Le seul mot que je répétais. Je les suppliais, ça les faisait rire. "Arrête, arrête" comme une prière. Un réflexe. Il tournait en rond dans mon crâne. "Arrête" mais ça ne changeait rien. Ma voix était ma force, l'entendre me rassurait. L'entendre les faisait glousser. Idiote. Et la scène s'évapore, laissant un autre temps la piétiner. J'étais trainée au sol. La tête dans une flaque, le bitume rasant mes mains et mes joues, un pied dans le dos. Vicieux, sale, malingre qu'était ce pied qui me poussait. Les bras tendus en avant, la bouche entr'ouverte, j'ai entendu les graviers crisser contre ma chair, entrer dans ma peau et se loger dans ma paume. Un cri sourd s'élevait d'entre les arbres. Les autres enfants jouaient au loin. Le regard des professeurs, chaud sur ma nuque, me faisait sentir le poids de leur désinvolture. À genoux, les mains dans la boue, les collants collés aux cuisses, je ne sentais plus les larmes. Elles étaient sèches, inexistantes. Seul le souffle chaud qui glissait entre mes lèvres me ramenait à la réalité.

Et ça a continué. Chaque jour. Chaque mois. Un pied, une main, un mot. On m'a tiré les cheveux, pousser, cracher au visage.
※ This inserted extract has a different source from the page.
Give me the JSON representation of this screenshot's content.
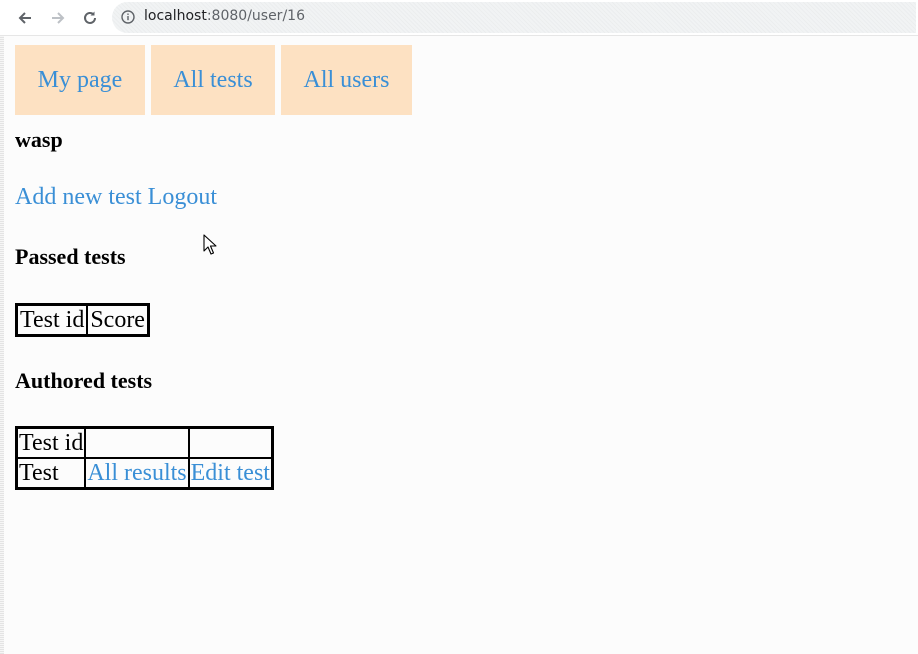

On m'a tenu les poings, tenu ailleurs, retenu de tout hurler et on m'a hurlé que je n'étais pas assez. Pas assez. Pas assez. Invisible surement, car je n'étais pas là déjà. Des portes dans le nez. Des chaises envolées. Des regards, moqueries, chuchotements, rumeurs qui se mêlent au boucan des cours. Et le ciel au dessus de moi, impassible. L'enfer sur Terre, et le paradis me narguait. La lumière trop violante perçait mes yeux et des milliers d'étoiles ont arraché ma conscience avant que je ne tombe.